Formally a novel, the story is part memoir, part collection of short stories, essays, diaries, and travelogues. Binding it all together is the main heroine, Manda. In the first part, we see Manda growing up in the 1960s in the charming ancient Bulgarian town of Nesebar on the Black Sea. Public life is dominated and tightly controlled by the communist regime. As a result, people turn inward to family life and sustaining themselves the best they can. The house where Manda grows up has a lush garden, providing many of the ingredients for the tasty dishes cooked by her tyrannical grandmother, Nikula, who does not shy away from dispersing severe physical punishments to her grandkids. The keen observations of Manda and flashes of humor color this part.

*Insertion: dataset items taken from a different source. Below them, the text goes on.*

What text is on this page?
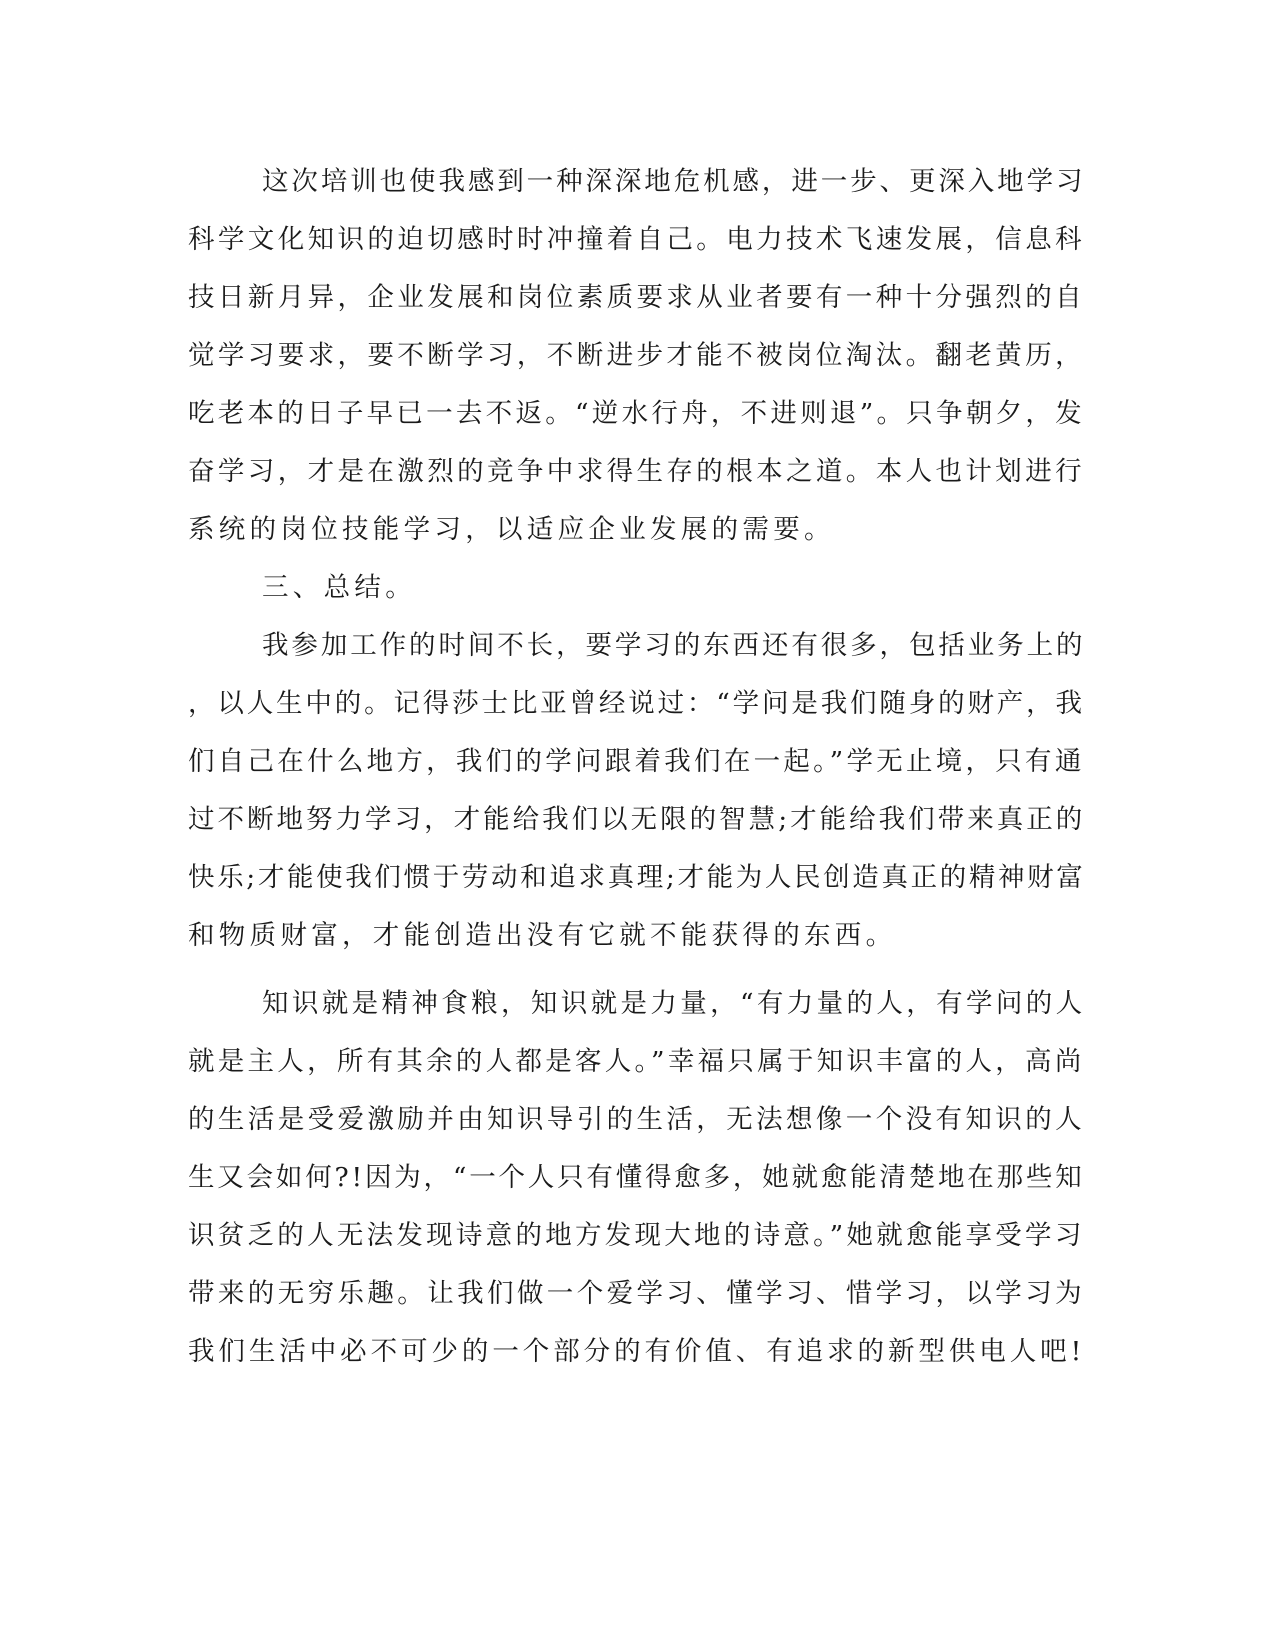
这次培训也使我感到一种深深地危机感，进一步、更深入地学习
科学文化知识的迫切感时时冲撞着自己。电力技术飞速发展，信息科
技日新月异，企业发展和岗位素质要求从业者要有一种十分强烈的自
觉学习要求，要不断学习，不断进步才能不被岗位淘汰。翻老黄历，
吃老本的日子早已一去不返。“逆水行舟，不进则退”。只争朝夕，发
奋学习，才是在激烈的竞争中求得生存的根本之道。本人也计划进行
系统的岗位技能学习，以适应企业发展的需要。
三、总结。
我参加工作的时间不长，要学习的东西还有很多，包括业务上的
，以人生中的。记得莎士比亚曾经说过：“学问是我们随身的财产，我
们自己在什么地方，我们的学问跟着我们在一起。”学无止境，只有通
过不断地努力学习，才能给我们以无限的智慧;才能给我们带来真正的
快乐;才能使我们惯于劳动和追求真理;才能为人民创造真正的精神财富
和物质财富，才能创造出没有它就不能获得的东西。
知识就是精神食粮，知识就是力量，“有力量的人，有学问的人
就是主人，所有其余的人都是客人。”幸福只属于知识丰富的人，高尚
的生活是受爱激励并由知识导引的生活，无法想像一个没有知识的人
生又会如何?!因为，“一个人只有懂得愈多，她就愈能清楚地在那些知
识贫乏的人无法发现诗意的地方发现大地的诗意。”她就愈能享受学习
带来的无穷乐趣。让我们做一个爱学习、懂学习、惜学习，以学习为
我们生活中必不可少的一个部分的有价值、有追求的新型供电人吧!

The second part traces the grown-up Manda struggling to rediscover her creative self while Bulgaria struggles to transition from communism to modern democracy. We follow Manda through childbirth, separation, divorce from an abusive husband, and finding new love. Now free to travel, we share in the discoveries of Manda in places like Paris, Russia, Osaka, and Dominica in the Caribbean. Some tales, like the European literary train or the Tomato Soup poetry reading, are clearly based on true stories, so the reader is constantly left to guess where the memoir ends and the embellishment and fiction begin. The second part is less focused and reads a bit like a kaleidoscope.
Throughout the book we are pampered with delectable recipes from the Bulgarian and Czech cuisines, enhanced with international flavors in the later parts. These make reading the book especially inviting.
The novel is masterfully written, with subtle and delicate creation of the setting and characters. The translation by Angela Rodel is wonderful and tries to stay as close as possible to the original, even when finessing hard-to-translate plays on words.